Le détroit de la faim (飢餓海峡) 1965


Fugitif du passé
4-50
… Titre anglais beaucoup plus explicite mais aussi moins poétique.

Un polar sombre à la base, une pierre angulaire même, un autre chef d’oeuvre caché derrière les grands arbres Mizoguchi, Kurosawa, etc.

A travers une enquête menée sur plus de dix ans à la recherche d’un vagabond accusé d’avoir assassiné un couple, volé leur argent, brûlé leur maison puis éliminé ses deux complices, Uchida Tomu dresse un portrait complet, dur, romantique et subtil du Japon d’après-guerre construit sur les cendres du chaos et de la pauvreté.

Le film de 3 heures se divisent en trois parties. Dans la première partie la cavale d’un trio en pleine tempête laisse déjà quelques zones d’ombre sur le vrai trajet de notre fugitif principal et nous détourne des faits avec un tsunami historique, les naufragés d’un ferry abîmé et une atmosphère tendue de fuite pour survivre qui ne laisse que peu de temps pour se reposer. Le visage perdu et fatigué de Rentaro Mikumi sied à merveille à la personnalité renfermée et énigmatique de Inugai Takichi, assassin voleur déterminé ou malgré lui, on ne sait pas, conduit d’une ville à l’autre en quête d’une réussite qui passe nécessairement par l’argent.
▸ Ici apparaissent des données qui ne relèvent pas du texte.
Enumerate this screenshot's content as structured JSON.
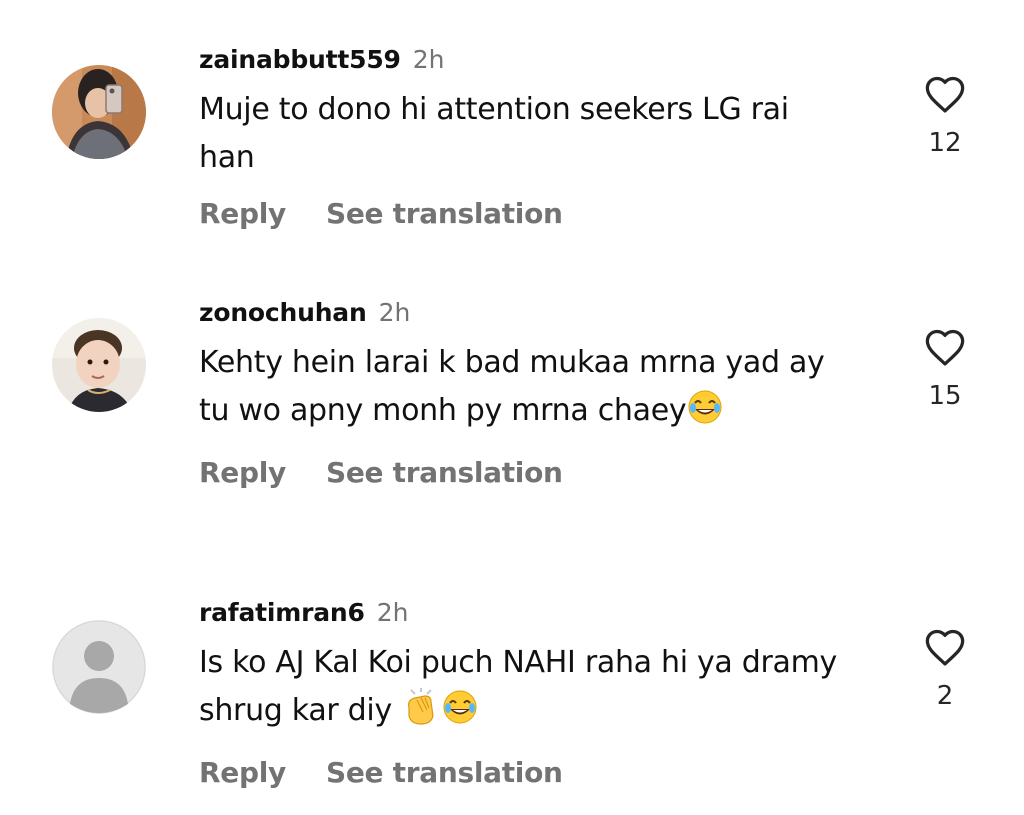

Inugai se réfugie bientôt dans un petit village où il rencontre Yaé, une jeune prostituée à qui il va donner une bonne part de son butin volé.

Alors que le film aurait pu suivre la suite de la cavale de Inugai, Uchida préfère approfondir le point de vue du policier en charge de l’enquête puis bifurquer encore, vers un autre horizon plus romantique, et ce toute la deuxième heure, pour s’attarder sur la vie âpre de cette prostituée pleine d’amour et de courage, et l’aubaine que va constituer cet argent qui la décide à passer de son petit village aux faubourgs de Tokyo.

10 ans passent avant qu’une coupure de presse ne fasse son apparition. Un simple bout de papier qui à l’instar d’autres menus détails vont faire remonter tous les évènements qui ont eu lieu au détroit et terminer une dernière heure entièrement centrée sur l’interrogatoire de Inugai par la police, elle-même incroyablement déterminée à arrêter tout au long du métrage un homme qui n’a peut-être fait que vouloir s’en sortir dans un contexte extrême.

Alors personnellement, c’est quand même super long et la dernière partie toujours pleine d’ellipses magnifiques a quand même eu du mal à me convaincre de sa logique cartésienne un peu trop didactique. Mais c’est peut-être simplement parce que le polar me laisse trop souvent un goût d’entourloupe. Donc, ça c’est pour le 8.

Pour le reste, le noir et blanc intense et la mise en scène unique, simple et crue, possèdent une terrible force de captation. Ne serait-ce que la musique faite de choeurs étouffés à consonances mystiques imprime au film une atmosphère fantomatique comme si le spectateur planait au dessus d’un champ de bataille encore chaud plein de coeurs aux abois. De la vie dans les petits villages reculés où la survie est d’autant plus dure, au chaos de la ville envahie de prostituées, de yakuzas et d’affaires louches, le réalisateur dépeint l’après-guerre sur une large palette d’émotions et de multiples perspectives très habilement entremêlées autour de plusieurs personnages, principalement le policier, la prostituée et le vagabond.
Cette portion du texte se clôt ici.